Las zonas arqueológicas mayas son apenas una parte de lo que fueron grandes centros religiosos, políticos y comerciales.
La traza urbana era ordenada, de acuerdo a un patrón de medidas y a un simbolismo mágico. De hecho el urbanismo maya se caracteriza, principalmente, por la disposición extensa sobre el territorio. Varios grupos arquitectónicos, estructurados alrededor de plazas cuadrangulares, se suceden y comunican mediante caminos elevados y empedrados.
La significación de los diferentes edificios dentro del conjunto venía señalada por su volumen y altura. La imagen real de estas ciudades respondía a edificios de diferentes medidas y funciones, todos ellos estucados, pintados de colores variados, con predominio del rojo y el ocre, y con estelas y altares de piedra situadas delante de los edificios, haciendo mención al momento y motivo de la construcción.
Las ciudades mayas no correspondían al concepto que actualmente tenemos de una ciudad; por eso cuesta creer que existió un urbanismo en mitad de la selva tropical.
Los mayas mantenían una interrelación entre el mundo natural que los rodeaba y la presencia humana, para ellos todo formaba parte de un mismo cosmos.
El paisaje estaba perfectamente relacionado con el hombre, y las ciudades mayas eran espacios dispersos en los que el ser humano se integraba en una naturaleza domesticada sin orden aparente, pero que paradójicamente respondían a un urbanismo bien planificado.

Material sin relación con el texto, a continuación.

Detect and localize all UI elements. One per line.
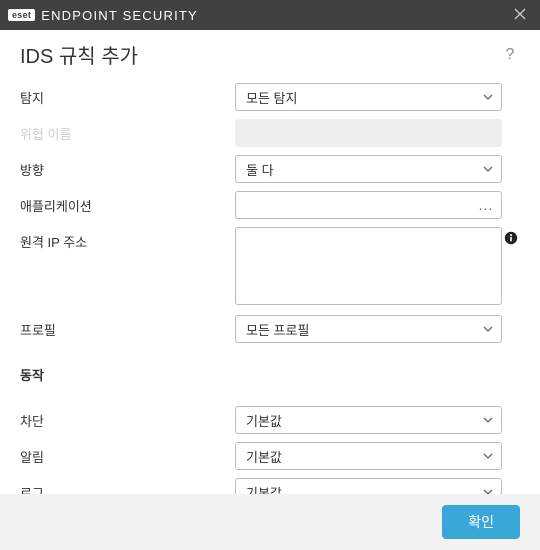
- label-remote-ip: 원격 IP 주소: [20, 227, 235, 251]
- row-application: 애플리케이션 ...: [20, 191, 520, 219]
- row-threat-name: 위협 이름: [20, 119, 520, 147]
- label-alert: 알림: [20, 442, 235, 466]
- help-button[interactable]: ?: [500, 46, 520, 64]
- row-block: 차단 기본값: [20, 406, 520, 434]
- close-icon: [514, 8, 526, 23]
- label-profile: 프로필: [20, 315, 235, 339]
- row-detect: 탐지 모든 탐지: [20, 83, 520, 111]
- textarea-remote-ip[interactable]: [235, 227, 502, 305]
- select-detect-value: 모든 탐지: [246, 88, 297, 107]
- select-profile-value: 모든 프로필: [246, 320, 309, 339]
- select-detect[interactable]: 모든 탐지: [235, 83, 502, 111]
- input-threat-name: [235, 119, 502, 147]
- content-area: IDS 규칙 추가 ? 탐지 모든 탐지 위협 이름 방향: [0, 30, 540, 506]
- titlebar-left: eset ENDPOINT SECURITY: [8, 8, 198, 23]
- titlebar: eset ENDPOINT SECURITY: [0, 0, 540, 30]
- label-threat-name: 위협 이름: [20, 119, 235, 143]
- select-alert-value: 기본값: [246, 447, 282, 466]
- label-detect: 탐지: [20, 83, 235, 107]
- label-application: 애플리케이션: [20, 191, 235, 215]
- section-heading-action: 동작: [20, 365, 520, 384]
- input-application[interactable]: ...: [235, 191, 502, 219]
- chevron-down-icon: [483, 453, 493, 459]
- chevron-down-icon: [483, 94, 493, 100]
- brand-badge: eset: [8, 9, 35, 21]
- ok-button[interactable]: 확인: [442, 505, 520, 539]
- label-direction: 방향: [20, 155, 235, 179]
- select-direction-value: 둘 다: [246, 160, 274, 179]
- page-header: IDS 규칙 추가 ?: [20, 40, 520, 69]
- select-profile[interactable]: 모든 프로필: [235, 315, 502, 343]
- app-title: ENDPOINT SECURITY: [41, 8, 198, 23]
- row-profile: 프로필 모든 프로필: [20, 315, 520, 343]
- select-block[interactable]: 기본값: [235, 406, 502, 434]
- row-alert: 알림 기본값: [20, 442, 520, 470]
- page-title: IDS 규칙 추가: [20, 40, 138, 69]
- chevron-down-icon: [483, 166, 493, 172]
- chevron-down-icon: [483, 417, 493, 423]
- row-direction: 방향 둘 다: [20, 155, 520, 183]
- select-direction[interactable]: 둘 다: [235, 155, 502, 183]
- browse-button[interactable]: ...: [471, 192, 501, 218]
- close-button[interactable]: [508, 3, 532, 27]
- chevron-down-icon: [483, 326, 493, 332]
- row-remote-ip: 원격 IP 주소: [20, 227, 520, 305]
- label-block: 차단: [20, 406, 235, 430]
- footer: 확인: [0, 494, 540, 550]
- select-block-value: 기본값: [246, 411, 282, 430]
- select-alert[interactable]: 기본값: [235, 442, 502, 470]
- info-icon[interactable]: [502, 227, 520, 248]
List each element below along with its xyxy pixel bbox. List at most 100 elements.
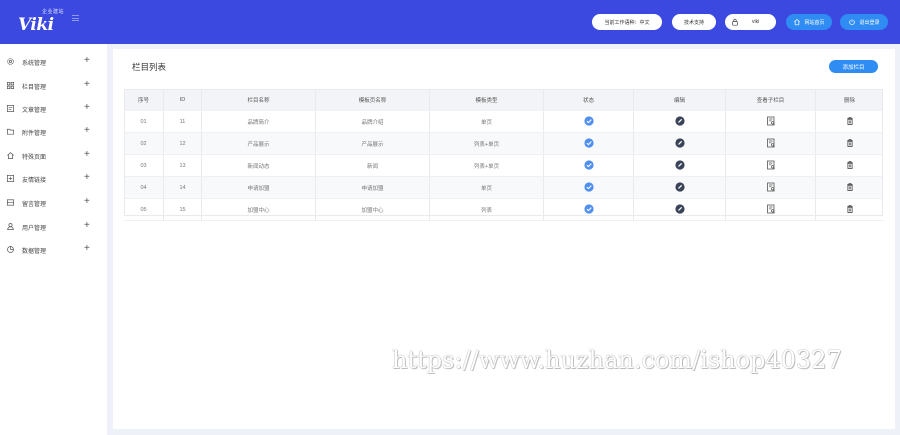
message-icon bbox=[6, 199, 15, 206]
trash-icon[interactable] bbox=[845, 160, 855, 172]
delete-cell bbox=[816, 177, 883, 198]
sidebar-item-label: 系统管理 bbox=[22, 61, 47, 67]
expand-plus-icon[interactable]: + bbox=[84, 220, 90, 232]
sidebar-item-columns[interactable]: 栏目管理 + bbox=[0, 78, 107, 94]
status-cell bbox=[544, 177, 634, 198]
sidebar-item-messages[interactable]: 留言管理 + bbox=[0, 195, 107, 211]
menu-toggle-icon[interactable] bbox=[72, 15, 79, 21]
sidebar-item-special-pages[interactable]: 特殊页面 + bbox=[0, 148, 107, 164]
table-row: 04 14 申请加盟 申请加盟 单页 bbox=[124, 177, 883, 199]
edit-cell bbox=[634, 155, 726, 176]
trash-icon[interactable] bbox=[845, 204, 855, 216]
view-children-cell bbox=[726, 111, 816, 132]
edit-cell bbox=[634, 111, 726, 132]
edit-icon[interactable] bbox=[674, 181, 685, 194]
status-check-icon[interactable] bbox=[583, 115, 594, 128]
site-home-button[interactable]: 网站首页 bbox=[786, 14, 832, 30]
language-button-label: 当前工作语种：中文 bbox=[604, 19, 650, 26]
expand-plus-icon[interactable]: + bbox=[84, 149, 90, 161]
status-cell bbox=[544, 133, 634, 154]
sidebar-item-links[interactable]: 友情链接 + bbox=[0, 171, 107, 187]
table-cell: 加盟中心 bbox=[202, 199, 316, 220]
edit-cell bbox=[634, 133, 726, 154]
table-cell: 02 bbox=[124, 133, 164, 154]
table-cell: 列表 bbox=[430, 199, 544, 220]
table-cell: 01 bbox=[124, 111, 164, 132]
sidebar-item-label: 特殊页面 bbox=[22, 155, 47, 161]
edit-icon[interactable] bbox=[674, 203, 685, 216]
sidebar: 系统管理 + 栏目管理 + 文章管理 + 附件管理 + 特殊页面 + 友情链接 … bbox=[0, 44, 107, 435]
view-subcolumns-icon[interactable] bbox=[766, 204, 776, 216]
table-cell: 申请加盟 bbox=[316, 177, 430, 198]
expand-plus-icon[interactable]: + bbox=[84, 79, 90, 91]
sidebar-item-label: 留言管理 bbox=[22, 202, 47, 208]
view-subcolumns-icon[interactable] bbox=[766, 116, 776, 128]
table-cell: 新闻动态 bbox=[202, 155, 316, 176]
sidebar-item-label: 友情链接 bbox=[22, 178, 47, 184]
table-cell: 列表+单页 bbox=[430, 133, 544, 154]
table-cell: 新闻 bbox=[316, 155, 430, 176]
view-subcolumns-icon[interactable] bbox=[766, 182, 776, 194]
view-subcolumns-icon[interactable] bbox=[766, 138, 776, 150]
sidebar-item-label: 数据管理 bbox=[22, 249, 47, 255]
add-column-button[interactable]: 添加栏目 bbox=[829, 60, 878, 73]
expand-plus-icon[interactable]: + bbox=[84, 196, 90, 208]
edit-icon[interactable] bbox=[674, 115, 685, 128]
trash-icon[interactable] bbox=[845, 116, 855, 128]
user-button-label: viki bbox=[752, 19, 760, 25]
table-cell: 15 bbox=[164, 199, 202, 220]
table-cell: 申请加盟 bbox=[202, 177, 316, 198]
column-header: 查看子栏目 bbox=[726, 89, 816, 110]
table-cell: 13 bbox=[164, 155, 202, 176]
sidebar-item-attachments[interactable]: 附件管理 + bbox=[0, 124, 107, 140]
status-cell bbox=[544, 111, 634, 132]
table-cell: 04 bbox=[124, 177, 164, 198]
status-cell bbox=[544, 155, 634, 176]
trash-icon[interactable] bbox=[845, 138, 855, 150]
sidebar-item-system[interactable]: 系统管理 + bbox=[0, 54, 107, 70]
table-cell: 单页 bbox=[430, 177, 544, 198]
sidebar-item-data[interactable]: 数据管理 + bbox=[0, 242, 107, 258]
edit-icon[interactable] bbox=[674, 159, 685, 172]
language-button[interactable]: 当前工作语种：中文 bbox=[592, 14, 662, 30]
status-check-icon[interactable] bbox=[583, 203, 594, 216]
expand-plus-icon[interactable]: + bbox=[84, 55, 90, 67]
expand-plus-icon[interactable]: + bbox=[84, 243, 90, 255]
sidebar-item-users[interactable]: 用户管理 + bbox=[0, 219, 107, 235]
status-check-icon[interactable] bbox=[583, 159, 594, 172]
table-row: 05 15 加盟中心 加盟中心 列表 bbox=[124, 199, 883, 221]
edit-icon[interactable] bbox=[674, 137, 685, 150]
column-header: ID bbox=[164, 89, 202, 110]
table-header: 序号 ID 栏目名称 模板页名称 模板类型 状态 编辑 查看子栏目 删除 bbox=[124, 89, 883, 111]
trash-icon[interactable] bbox=[845, 182, 855, 194]
folder-icon bbox=[6, 128, 15, 135]
delete-cell bbox=[816, 199, 883, 220]
column-header: 编辑 bbox=[634, 89, 726, 110]
table-row: 01 11 品牌简介 品牌介绍 单页 bbox=[124, 111, 883, 133]
table-cell: 品牌介绍 bbox=[316, 111, 430, 132]
table-row: 03 13 新闻动态 新闻 列表+单页 bbox=[124, 155, 883, 177]
table-cell: 03 bbox=[124, 155, 164, 176]
status-check-icon[interactable] bbox=[583, 181, 594, 194]
expand-plus-icon[interactable]: + bbox=[84, 125, 90, 137]
tech-support-label: 技术支持 bbox=[683, 19, 704, 26]
logo[interactable]: 企业建站 Viki bbox=[12, 8, 72, 35]
view-subcolumns-icon[interactable] bbox=[766, 160, 776, 172]
view-children-cell bbox=[726, 155, 816, 176]
tech-support-button[interactable]: 技术支持 bbox=[672, 14, 716, 30]
expand-plus-icon[interactable]: + bbox=[84, 172, 90, 184]
power-icon bbox=[849, 19, 856, 25]
user-button[interactable]: viki bbox=[725, 14, 776, 30]
expand-plus-icon[interactable]: + bbox=[84, 102, 90, 114]
table-cell: 加盟中心 bbox=[316, 199, 430, 220]
status-check-icon[interactable] bbox=[583, 137, 594, 150]
logout-button[interactable]: 退出登录 bbox=[840, 14, 888, 30]
table-cell: 12 bbox=[164, 133, 202, 154]
user-icon bbox=[7, 223, 14, 231]
edit-cell bbox=[634, 177, 726, 198]
sidebar-item-articles[interactable]: 文章管理 + bbox=[0, 101, 107, 117]
column-header: 状态 bbox=[544, 89, 634, 110]
article-icon bbox=[6, 104, 15, 113]
page-title: 栏目列表 bbox=[132, 62, 167, 72]
delete-cell bbox=[816, 133, 883, 154]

La unión entre toda esta red estructural se daba por medio de gigantescas calzadas que atravesaban la selva con una red de senderos entre ellas. En ellas se realizaban ceremonias religiosas, se practicaba el juego de pelota y, en días específicos, se instalaba el mercado. Las ciudades servían igualmente de centros políticos en los que eran atendidos asuntos civiles y militares.
El diseño urbano dependía de la topografía que dictaba el lugar elegido. Su arquitectura se integraba a las características naturales de su entorno, que variaban de sitio en sitio. Unas se construyeron sobre planicies y otras aprovecharon las ondulaciones del terreno o las suaves elevaciones sobre el manto peninsular. La planificación era la respuesta a un orden preestablecido con la congruencia de ciertos puntos de observación astronómica y disponibilidad de recursos naturales, como pozos o cenotes.
El centro de las ciudades mayas albergaba gigantescos templos, palacios, acrópolis, edificios públicos, juegos de pelota, baños de vapor y observatorios astronómicos construidos en piedra.
A las afueras de este centro se encontraban centenares de pequeñas viviendas, residencias de personas de no tan alto linaje y los campos de cultivo, todo ello perfectamente alineado.
Así, la clase alta, integrada por la aristocracia maya y la clase sacerdotal, habitaba en grupos de casas señoriales y palacios, mientras el pueblo vivía en los alrededores de las acrópolis, ocupando rústicas chozas construidas con materiales perecederos y agrupados en núcleos familiares junto a los campos de maíz.
Las características del urbanismo maya eran el color, la luminosidad, la textura y la generosidad de los espacios libres y la integración absoluta de las masas construidas por el hombre maya, con el espacio natural donde se ubicaban.
Una generosidad determinada por un profundo respeto al paisaje y una sensibilidad que sentía necesario tener en todo momento presente a la naturaleza para formar parte de ella y no ser un elemento extraño en un mundo natural.